The Phantom looked a trifle doubtful. He had perceived that the impulses of her heart had been swamped by logic. It was possible she had gone away hating him, firmly convinced he was a murderer, and in that event her sense of duty might easily overcome everything else.
“Frankly, I don’t know,” he declared. “At any rate, I am about as safe here as anywhere for the present. I should like a bath, if I may presume on your hospitality.”
“By all means. And as soon as you have rested a bit we shall dine. Dear me, it is almost nine o’clock! Jerome!”
He instructed the servant, and the Phantom followed the silent and soft-footed man to the bathroom. As he splashed about in the tub, he tried to forget the bitter ache which Helen’s words had left in his heart. Her frigid attitude and her abrupt going away had merely strengthened his determination to convince her of his innocence. He saw that he must act quickly and take advantage of the comparative security which he could enjoy until the police discovered that they had arrested the wrong man.
His mind was at work on a plan while he hurried into his clothes, which Jerome had brushed and pressed while he was in the tub. A question that troubled him greatly was how far he could safely take Bimble into his confidence. The sharp-witted anthropologist, with his keen insight into human nature, would prove a valuable ally, but the Phantom felt a great deal of mystification in his presence. There was something about the man which his senses could not quite grasp. Likely as not, it was only the scientific temperament, which gave him an appearance of secretiveness and dissimulation, but of this the Phantom could not be sure.
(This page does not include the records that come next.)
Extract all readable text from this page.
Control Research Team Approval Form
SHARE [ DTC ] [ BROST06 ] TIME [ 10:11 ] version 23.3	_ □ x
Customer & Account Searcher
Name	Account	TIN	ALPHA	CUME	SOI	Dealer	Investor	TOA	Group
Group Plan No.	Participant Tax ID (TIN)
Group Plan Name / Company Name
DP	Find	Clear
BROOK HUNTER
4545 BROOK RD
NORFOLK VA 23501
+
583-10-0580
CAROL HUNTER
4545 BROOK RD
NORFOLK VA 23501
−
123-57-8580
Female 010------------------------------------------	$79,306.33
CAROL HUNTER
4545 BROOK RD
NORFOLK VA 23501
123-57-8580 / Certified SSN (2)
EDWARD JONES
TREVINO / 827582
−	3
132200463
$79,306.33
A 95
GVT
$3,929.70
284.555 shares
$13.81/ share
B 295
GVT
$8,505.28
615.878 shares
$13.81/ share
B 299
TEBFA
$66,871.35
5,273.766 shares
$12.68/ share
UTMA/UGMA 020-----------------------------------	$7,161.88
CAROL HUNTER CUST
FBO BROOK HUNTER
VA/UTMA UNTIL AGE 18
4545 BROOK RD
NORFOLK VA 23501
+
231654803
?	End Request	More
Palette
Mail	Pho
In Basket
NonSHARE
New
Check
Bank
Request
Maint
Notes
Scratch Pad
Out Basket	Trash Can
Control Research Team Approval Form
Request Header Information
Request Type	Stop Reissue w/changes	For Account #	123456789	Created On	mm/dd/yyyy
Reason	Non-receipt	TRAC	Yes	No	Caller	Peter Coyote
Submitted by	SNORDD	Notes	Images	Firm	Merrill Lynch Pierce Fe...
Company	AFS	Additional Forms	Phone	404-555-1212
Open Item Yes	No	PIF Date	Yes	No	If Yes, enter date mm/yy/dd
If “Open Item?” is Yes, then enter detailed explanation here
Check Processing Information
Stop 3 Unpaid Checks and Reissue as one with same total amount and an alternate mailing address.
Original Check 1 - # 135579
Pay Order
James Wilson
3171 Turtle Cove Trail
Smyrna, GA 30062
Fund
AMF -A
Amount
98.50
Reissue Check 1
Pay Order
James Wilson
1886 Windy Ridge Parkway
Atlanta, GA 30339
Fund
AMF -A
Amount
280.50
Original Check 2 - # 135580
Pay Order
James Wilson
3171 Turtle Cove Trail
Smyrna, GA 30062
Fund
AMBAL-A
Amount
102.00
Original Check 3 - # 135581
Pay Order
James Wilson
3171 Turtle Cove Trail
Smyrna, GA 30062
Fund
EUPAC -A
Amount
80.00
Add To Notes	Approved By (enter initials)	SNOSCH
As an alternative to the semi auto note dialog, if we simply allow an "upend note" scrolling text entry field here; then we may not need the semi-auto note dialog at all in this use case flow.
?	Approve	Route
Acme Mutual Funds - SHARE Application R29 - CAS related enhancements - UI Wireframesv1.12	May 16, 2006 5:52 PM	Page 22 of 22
The dinner, which he ate in the doctor’s company, was excellent, and Jerome served them in a faultless manner, proving that the anthropologist’s devotion to his science had not blunted his taste for physical comforts. The host discoursed learnedly and brilliantly on Lucchini’s theory in regard to the responsibility of the criminal, and it was not until the servant had withdrawn and they had reached their coffee and cigars that he mentioned the subject on the Phantom’s mind.
The dining room, furnished with an approach to elegance that one would scarcely have expected to find on such a shabby street, was lighted by a heavily shaded electrolier. The lights and shadows playing across Bimble’s face as he gesticulated with his head gave him an added touch of mystery and accentuated the general air of inscrutability that hovered about his person. He broached the subject of Gage’s death while lighting his cigar.
“Come now, Vanardy, let us be confidential. It was you who murdered Gage. Why deny it?”
Smiling faintly, the Phantom shook his head.
Bimble regarded him curiously. “The only thing about the crime that interests me is your denial. But I think I understand. In some criminals there is an æsthetic sense which revolts against the vulgar and sordid. Having, on the impulse of the moment, committed a sordid crime, your æsthetic sense reasserts itself, and you want to forget the ugly affair as quickly as possible. Am I right?”